With Ypicoa in Brazil, leading baijiu brand Shui Jing Fang in China and now a controlling share in United Spirits in India, Diageo is a big Russian brand away from completing the BRIC quartet. It also has Europe’s great hope in the bag with the 2011 purchase of Turkish raki giant Mey Içki. As Ashley Everett Rountree, MD of market investment banking firm CW Downer & Co, neatly puts it: “Emerging markets have been a significant part of the spirits industry’s recovering growth story.”

But back to Brazil. Joeny Cremasco, international trade manager of the country’s number four brand, Velho Barreiro, talks us through the cachaça territories of Brazil: “The north east of Brazil belongs to Ypióca and Pitú. But the south east, which includes Sao Paolo and Rio De Janeiro, is Pirassununga 51 and Velho Barreiro territory.” Despite his brand being Ypióca’s closest competitor in volume terms, if not geographically, Cremasco welcomes Diageo to the category. “Diageo will increase the distillation and sales of Ypióca and for the category this is good. When we have a big company like Diageo involved, the category can only grow.”

Looking back to his homeland with great interest is Cosme Gomes, a willing cachaça commentator and founder of the US-stationed super-premium brand Bossa. “I suspect this purchase was more about leveraging Diageo’s existing world brands via Ypióca’s existing sales channels than anything else, because I can’t imagine how much more market share Diageo will gain with a family of cachaça brands that has successfully existed in Brazil for more than 160 years. In other words: What does Diageo know about Brazil that the Teles family didn’t already know after more than a century doing business there?” 

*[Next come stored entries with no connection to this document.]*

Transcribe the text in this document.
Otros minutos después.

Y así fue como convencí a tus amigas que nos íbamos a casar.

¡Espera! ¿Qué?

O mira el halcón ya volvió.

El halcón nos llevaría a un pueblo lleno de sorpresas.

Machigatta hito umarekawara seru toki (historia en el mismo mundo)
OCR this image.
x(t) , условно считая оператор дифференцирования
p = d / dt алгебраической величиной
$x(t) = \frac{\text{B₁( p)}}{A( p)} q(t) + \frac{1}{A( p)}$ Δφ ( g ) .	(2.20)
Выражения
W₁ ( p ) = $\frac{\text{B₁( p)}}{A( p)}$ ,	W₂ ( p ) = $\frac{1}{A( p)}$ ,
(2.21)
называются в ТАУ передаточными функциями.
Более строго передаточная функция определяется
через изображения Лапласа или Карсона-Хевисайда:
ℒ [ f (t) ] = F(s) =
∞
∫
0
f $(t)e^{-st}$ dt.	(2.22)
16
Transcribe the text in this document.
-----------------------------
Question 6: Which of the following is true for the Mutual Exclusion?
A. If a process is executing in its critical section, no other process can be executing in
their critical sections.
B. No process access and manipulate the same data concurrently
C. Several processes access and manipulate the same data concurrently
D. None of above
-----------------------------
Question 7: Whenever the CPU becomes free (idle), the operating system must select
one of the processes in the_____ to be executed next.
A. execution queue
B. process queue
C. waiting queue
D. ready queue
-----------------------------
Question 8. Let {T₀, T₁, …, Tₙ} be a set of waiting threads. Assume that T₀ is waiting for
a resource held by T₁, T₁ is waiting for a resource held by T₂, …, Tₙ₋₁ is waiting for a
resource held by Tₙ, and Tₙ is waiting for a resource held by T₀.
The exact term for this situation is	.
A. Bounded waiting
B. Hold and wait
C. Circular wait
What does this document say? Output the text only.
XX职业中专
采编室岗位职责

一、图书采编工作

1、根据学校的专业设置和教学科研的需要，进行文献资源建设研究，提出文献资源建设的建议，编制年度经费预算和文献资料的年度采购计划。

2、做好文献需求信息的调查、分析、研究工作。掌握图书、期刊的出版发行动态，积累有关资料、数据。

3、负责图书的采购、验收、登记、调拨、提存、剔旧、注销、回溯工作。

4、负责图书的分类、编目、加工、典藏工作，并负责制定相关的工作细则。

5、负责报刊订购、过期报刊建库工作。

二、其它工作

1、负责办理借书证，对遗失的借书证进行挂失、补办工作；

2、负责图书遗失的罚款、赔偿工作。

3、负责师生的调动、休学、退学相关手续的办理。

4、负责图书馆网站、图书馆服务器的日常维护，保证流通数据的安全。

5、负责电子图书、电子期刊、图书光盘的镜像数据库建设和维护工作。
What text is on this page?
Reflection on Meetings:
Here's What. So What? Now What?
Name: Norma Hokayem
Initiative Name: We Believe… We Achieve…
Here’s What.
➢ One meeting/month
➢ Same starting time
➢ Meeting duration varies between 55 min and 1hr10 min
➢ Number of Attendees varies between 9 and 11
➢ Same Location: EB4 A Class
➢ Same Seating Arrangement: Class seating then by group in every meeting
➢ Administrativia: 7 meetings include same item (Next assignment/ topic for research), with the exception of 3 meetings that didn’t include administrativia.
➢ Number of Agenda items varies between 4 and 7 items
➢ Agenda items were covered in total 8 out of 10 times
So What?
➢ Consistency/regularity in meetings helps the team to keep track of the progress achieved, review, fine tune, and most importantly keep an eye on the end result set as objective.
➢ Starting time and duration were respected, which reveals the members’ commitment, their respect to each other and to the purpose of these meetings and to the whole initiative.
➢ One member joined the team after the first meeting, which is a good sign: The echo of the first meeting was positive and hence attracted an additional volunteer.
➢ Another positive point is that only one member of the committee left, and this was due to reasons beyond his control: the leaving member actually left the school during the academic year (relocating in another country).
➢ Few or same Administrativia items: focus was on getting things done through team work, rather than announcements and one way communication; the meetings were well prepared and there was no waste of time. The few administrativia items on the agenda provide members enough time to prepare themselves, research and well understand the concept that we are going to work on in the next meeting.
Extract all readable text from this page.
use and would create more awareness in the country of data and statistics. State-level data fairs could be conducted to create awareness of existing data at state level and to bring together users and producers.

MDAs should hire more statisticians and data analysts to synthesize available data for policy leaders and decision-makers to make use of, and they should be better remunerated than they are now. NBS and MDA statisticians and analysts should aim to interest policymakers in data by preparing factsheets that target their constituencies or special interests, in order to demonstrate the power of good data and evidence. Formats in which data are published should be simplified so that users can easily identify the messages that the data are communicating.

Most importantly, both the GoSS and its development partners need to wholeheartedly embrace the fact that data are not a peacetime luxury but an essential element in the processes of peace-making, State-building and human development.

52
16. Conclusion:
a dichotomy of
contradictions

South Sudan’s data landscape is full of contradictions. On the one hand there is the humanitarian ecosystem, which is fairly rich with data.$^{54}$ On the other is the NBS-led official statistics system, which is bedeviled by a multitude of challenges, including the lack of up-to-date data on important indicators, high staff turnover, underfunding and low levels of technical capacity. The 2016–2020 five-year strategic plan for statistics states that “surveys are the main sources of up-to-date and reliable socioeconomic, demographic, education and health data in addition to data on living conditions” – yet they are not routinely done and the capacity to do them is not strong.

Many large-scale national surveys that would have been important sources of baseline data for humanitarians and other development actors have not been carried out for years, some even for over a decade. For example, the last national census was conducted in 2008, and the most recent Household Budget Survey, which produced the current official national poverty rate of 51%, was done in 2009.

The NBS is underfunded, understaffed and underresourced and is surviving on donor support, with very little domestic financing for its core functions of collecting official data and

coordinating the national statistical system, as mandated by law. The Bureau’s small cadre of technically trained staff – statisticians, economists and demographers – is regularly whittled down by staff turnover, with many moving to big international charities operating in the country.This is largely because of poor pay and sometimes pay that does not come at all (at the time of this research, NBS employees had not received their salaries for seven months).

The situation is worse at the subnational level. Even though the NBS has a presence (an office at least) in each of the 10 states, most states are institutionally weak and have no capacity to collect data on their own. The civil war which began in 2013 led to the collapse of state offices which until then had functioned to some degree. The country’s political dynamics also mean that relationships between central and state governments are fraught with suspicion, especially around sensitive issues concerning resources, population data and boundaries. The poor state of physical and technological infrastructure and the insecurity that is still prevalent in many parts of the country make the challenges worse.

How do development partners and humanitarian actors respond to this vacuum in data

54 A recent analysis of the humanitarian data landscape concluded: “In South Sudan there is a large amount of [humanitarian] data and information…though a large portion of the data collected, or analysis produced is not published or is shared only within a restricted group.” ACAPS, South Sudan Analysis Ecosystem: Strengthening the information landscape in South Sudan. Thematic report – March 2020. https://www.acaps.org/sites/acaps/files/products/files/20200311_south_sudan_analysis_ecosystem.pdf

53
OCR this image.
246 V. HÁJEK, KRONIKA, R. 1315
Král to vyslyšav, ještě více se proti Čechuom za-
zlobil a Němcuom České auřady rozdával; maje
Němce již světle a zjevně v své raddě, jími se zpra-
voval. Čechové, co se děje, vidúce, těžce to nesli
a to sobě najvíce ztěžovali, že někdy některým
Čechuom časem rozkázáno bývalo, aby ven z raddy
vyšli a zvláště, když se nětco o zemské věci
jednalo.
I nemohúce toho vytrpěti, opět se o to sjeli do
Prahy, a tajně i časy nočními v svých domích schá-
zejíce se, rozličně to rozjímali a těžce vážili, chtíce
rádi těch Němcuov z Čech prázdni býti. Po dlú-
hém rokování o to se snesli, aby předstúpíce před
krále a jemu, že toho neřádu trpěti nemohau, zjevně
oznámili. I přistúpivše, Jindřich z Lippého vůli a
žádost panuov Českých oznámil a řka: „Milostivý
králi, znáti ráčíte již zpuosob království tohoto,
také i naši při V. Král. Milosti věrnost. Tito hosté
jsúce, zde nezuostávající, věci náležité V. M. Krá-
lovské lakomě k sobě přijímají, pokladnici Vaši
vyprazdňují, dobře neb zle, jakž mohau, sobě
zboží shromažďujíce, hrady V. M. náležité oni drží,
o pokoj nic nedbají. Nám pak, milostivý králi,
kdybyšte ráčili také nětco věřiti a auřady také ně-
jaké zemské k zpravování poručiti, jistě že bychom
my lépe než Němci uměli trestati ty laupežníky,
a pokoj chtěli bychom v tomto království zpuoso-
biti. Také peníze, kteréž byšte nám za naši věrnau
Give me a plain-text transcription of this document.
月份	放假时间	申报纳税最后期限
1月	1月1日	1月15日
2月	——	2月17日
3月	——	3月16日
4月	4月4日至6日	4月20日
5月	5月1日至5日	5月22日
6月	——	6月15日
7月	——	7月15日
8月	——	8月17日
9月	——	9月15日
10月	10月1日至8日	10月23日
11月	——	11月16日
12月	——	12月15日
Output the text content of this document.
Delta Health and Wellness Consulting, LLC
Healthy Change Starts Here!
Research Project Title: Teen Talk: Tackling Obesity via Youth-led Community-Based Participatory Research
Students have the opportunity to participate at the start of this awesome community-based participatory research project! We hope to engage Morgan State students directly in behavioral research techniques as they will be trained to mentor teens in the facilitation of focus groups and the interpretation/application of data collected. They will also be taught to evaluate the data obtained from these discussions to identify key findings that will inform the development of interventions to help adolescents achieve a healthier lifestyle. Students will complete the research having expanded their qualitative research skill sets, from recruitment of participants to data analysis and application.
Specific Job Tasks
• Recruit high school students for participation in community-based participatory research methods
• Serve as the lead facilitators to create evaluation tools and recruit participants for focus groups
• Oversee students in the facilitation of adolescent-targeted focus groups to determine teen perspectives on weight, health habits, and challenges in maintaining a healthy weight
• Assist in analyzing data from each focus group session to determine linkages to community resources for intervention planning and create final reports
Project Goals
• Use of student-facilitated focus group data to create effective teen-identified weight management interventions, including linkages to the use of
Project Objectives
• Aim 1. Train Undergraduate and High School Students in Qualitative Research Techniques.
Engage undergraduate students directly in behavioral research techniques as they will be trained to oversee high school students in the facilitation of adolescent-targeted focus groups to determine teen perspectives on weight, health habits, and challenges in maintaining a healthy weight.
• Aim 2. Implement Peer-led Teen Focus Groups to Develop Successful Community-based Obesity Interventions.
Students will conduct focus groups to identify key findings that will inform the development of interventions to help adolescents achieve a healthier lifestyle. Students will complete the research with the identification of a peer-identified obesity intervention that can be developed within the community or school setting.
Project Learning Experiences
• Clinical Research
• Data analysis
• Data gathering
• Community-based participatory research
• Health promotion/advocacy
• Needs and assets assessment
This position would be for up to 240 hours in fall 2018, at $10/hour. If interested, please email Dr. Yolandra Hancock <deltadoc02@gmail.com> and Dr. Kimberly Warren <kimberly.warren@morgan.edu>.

Through its existing network, Diageo has much of the south eastern corner covered. So expansion into the north east is akin to the journey that is underway from the first to the second and third tier cities of China. But Diageo’s strategy could also be one of necessity, not adventure. Is expansion into second cities an acknowledgement that Brazil’s first cities are becoming increasingly competitive and saturated? Gomes picks up the point: “Much like the large traditional Brazilian cachaça makers, brands such as Smirnoff and Johnnie Walker have been around Brazil for decades. 

“The newly affluent are finally learning about other premium brands such as Absolut, Skyy, Laphroaig, Balvenie, etc. So, if that is the case, Diageo had no choice but to expand its coverage to the now relatively more affluent classes B and C in Brazil. Its older ‘winners’ are possibly a step behind the curve in terms of generational appeal to the ‘old money’ class A and young and trendy adults.”

And of course Diageo’s portfolio is not restricted to spirits. “Beer in Brazil is another huge market which is looking for exotic new products,” Gomes says. “In this scenario, Guinness fits the bill perfectly, especially with the World Cup coming up and millions of men flocking to Brazil for the event.”  

With Diageo’s seemingly obsessive drive to be the leader where ever it goes, whatever it does, you might think Pirassununga 51’s owner, Cia Muller, has something to be worried about. “Cachaça 51 has 30% of market share (in litres) in Brazil,” says Ricardo Gonçalves CEO of the sugarcane spirit goliath. “Sales in the Brazilian market correspond to an average of 1.6m 9-litre cases per month. This is an expressive number even for other global brands. We were happy with the entry of a multinational such as Diageo in the cachaça business. We believe this group will have an important contribution to both local and international markets.”